Sound-wise, there are good FM and analogue synths and also a sampler which covers drums and a few other instruments. You can load your own samples into the sampler and apply distortion, chorus and looping. Songs and tracks can be exported as WAV files or saved for future recall.
CHIP / SID SYNTH
Finally if yo’re into SID and chip music you may want to play around with the WebSID. The WebSID is a digital recreation of the iconic SID sound chip, as used in the Commodore 64. It’s very simple and easy to use, with a straightforward interface, and can be played using your computer keyboard. The on-screen keyboard also responds to touch if you’re accessing it on a smartphone or tablet.
There are of course many more but we are quite sure that this will keep you going for a while. Happy composing!
Today we came across this amazing browser based tool that we just had to mention in conjunction with this article – it is a new tool called BlokDust.

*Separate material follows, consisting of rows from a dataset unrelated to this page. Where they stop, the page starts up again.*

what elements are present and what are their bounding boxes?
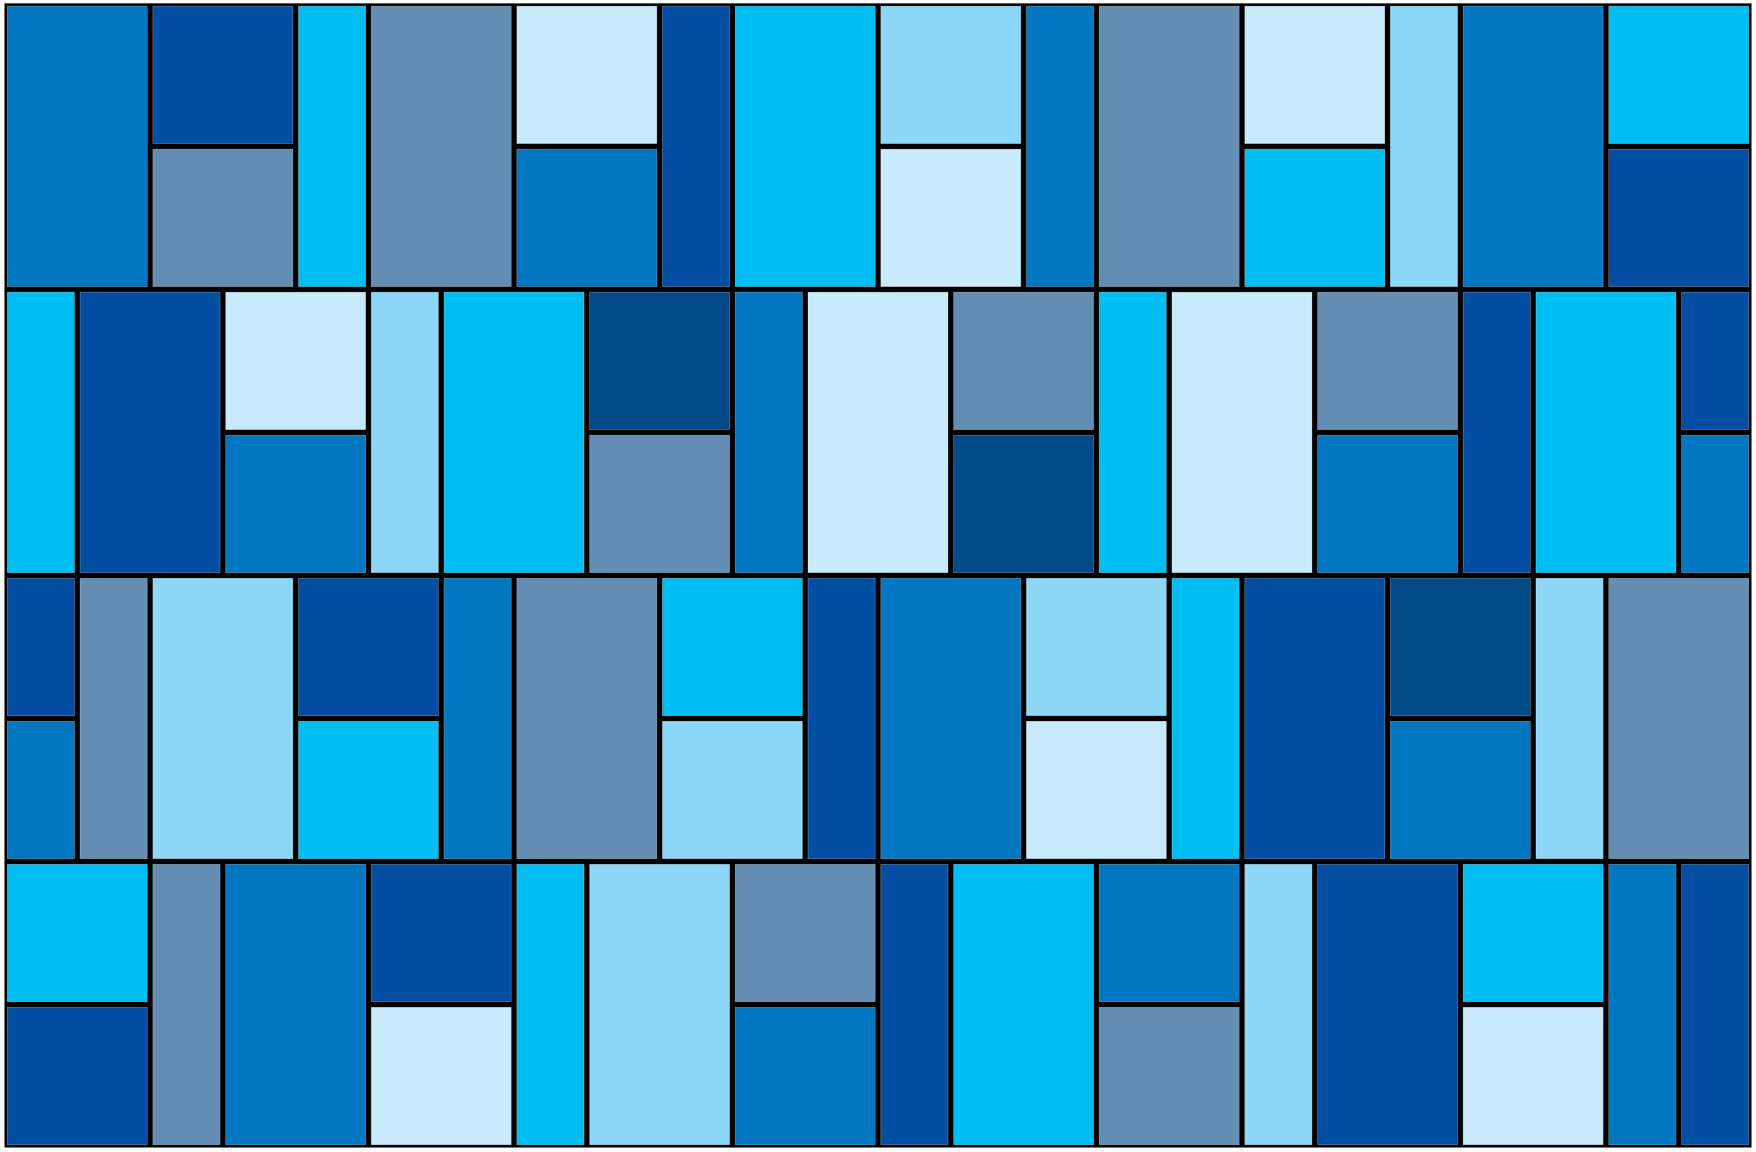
- tile-r4-c1-top: [6, 863, 148, 1003]
- tile-r2-c13: [1462, 291, 1531, 573]
- tile-r3-c1-bottom: [6, 720, 75, 860]
- tile-r3-c1-top: [6, 577, 75, 716]
- tile-r4-c4-top: [370, 863, 512, 1003]
- tile-r4-c8: [880, 863, 949, 1146]
- tile-r2-c11: [1171, 291, 1313, 573]
- tile-r1-c5-bottom: [516, 148, 658, 287]
- tile-r3-c7-top: [662, 577, 803, 716]
- tile-r3-c5: [443, 577, 512, 860]
- tile-r1-c1: [6, 5, 148, 287]
- tile-r1-c11-bottom: [1244, 148, 1386, 287]
- tile-r1-c8-top: [880, 5, 1022, 144]
- tile-r4-c9: [953, 863, 1094, 1146]
- tile-r4-c13-bottom: [1462, 1006, 1604, 1146]
- tile-r4-c15: [1681, 863, 1750, 1146]
- tile-r1-c6: [662, 5, 730, 287]
- tile-r1-c5-top: [516, 5, 658, 144]
- tile-r1-c14-top: [1608, 5, 1750, 144]
- tile-r4-c7-bottom: [734, 1006, 876, 1146]
- tile-r1-c2-top: [152, 5, 294, 144]
- tile-r2-c9-top: [953, 291, 1094, 430]
- tile-r1-c11-top: [1244, 5, 1386, 144]
- tile-r3-c7-bottom: [662, 720, 803, 860]
- tile-r3-c4-bottom: [298, 720, 439, 860]
- tile-r3-c15: [1608, 577, 1750, 860]
- tile-r3-c4-top: [298, 577, 439, 716]
- tile-r4-c11: [1244, 863, 1313, 1146]
- tile-r2-c3-bottom: [225, 434, 366, 573]
- tile-r1-c3: [298, 5, 366, 287]
- tile-r3-c12: [1244, 577, 1386, 860]
- tile-r4-c10-bottom: [1098, 1006, 1240, 1146]
- tile-r4-c14: [1608, 863, 1677, 1146]
- tile-r3-c8: [807, 577, 876, 860]
- tile-r1-c2-bottom: [152, 148, 294, 287]
- tile-r3-c10-bottom: [1026, 720, 1167, 860]
- tile-r3-c11: [1171, 577, 1240, 860]
- tile-r3-c13-bottom: [1390, 720, 1531, 860]
- tile-r2-c14: [1535, 291, 1677, 573]
- tile-r4-c6: [589, 863, 730, 1146]
- tile-r1-c13: [1462, 5, 1604, 287]
- tile-r4-c10-top: [1098, 863, 1240, 1003]
- tile-r2-c7: [734, 291, 803, 573]
- tile-r4-c5: [516, 863, 585, 1146]
- tile-r2-c2: [79, 291, 221, 573]
- tile-r3-c10-top: [1026, 577, 1167, 716]
- tile-r1-c12: [1390, 5, 1458, 287]
- tile-r2-c5: [443, 291, 585, 573]
- tile-r3-c3: [152, 577, 294, 860]
- tile-r2-c8: [807, 291, 949, 573]
- tile-r2-c10: [1098, 291, 1167, 573]
- tile-r2-c12-bottom: [1317, 434, 1458, 573]
- tile-r1-c8-bottom: [880, 148, 1022, 287]
- tile-r2-c15-bottom: [1681, 434, 1750, 573]
- tile-r2-c1: [6, 291, 75, 573]
- tile-r2-c3-top: [225, 291, 366, 430]
- tile-r4-c1-bottom: [6, 1006, 148, 1146]
- tile-r3-c13-top: [1390, 577, 1531, 716]
- tile-r1-c10: [1098, 5, 1240, 287]
- tile-r2-c6-top: [589, 291, 730, 430]
- tile-r4-c4-bottom: [370, 1006, 512, 1146]
- tile-r4-c7-top: [734, 863, 876, 1003]
- tile-r3-c2: [79, 577, 148, 860]
- tile-r2-c6-bottom: [589, 434, 730, 573]
- tile-r1-c4: [370, 5, 512, 287]
- tile-r3-c9: [880, 577, 1022, 860]
- tile-r1-c7: [734, 5, 876, 287]
- tile-r4-c12: [1317, 863, 1458, 1146]
- tile-r2-c4: [370, 291, 439, 573]
- tile-r4-c2: [152, 863, 221, 1146]
- tile-r2-c9-bottom: [953, 434, 1094, 573]
- tile-r3-c14: [1535, 577, 1604, 860]
- tile-r4-c3: [225, 863, 366, 1146]
- tile-r2-c12-top: [1317, 291, 1458, 430]
- tile-r4-c13-top: [1462, 863, 1604, 1003]
- tile-r1-c14-bottom: [1608, 148, 1750, 287]
- tile-r1-c9: [1026, 5, 1094, 287]
- tile-r2-c15-top: [1681, 291, 1750, 430]
- tile-r3-c6: [516, 577, 658, 860]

The open source project works like a digital version of Lego… for sounds. You get to play with colored blocks in all kinds of shapes, to create a musical machine to your liking. By coupling Power blocks with Source and Effect blocks, it’s easy to get an interesting concoction up on your screen. You can play with MIDI or a computer keyboard, but there are also a section of automatic triggers the developers call “power.” These include particle emitters and the like, and they seem in fact the best opportunity for open source development, because they could take this all in some new directions.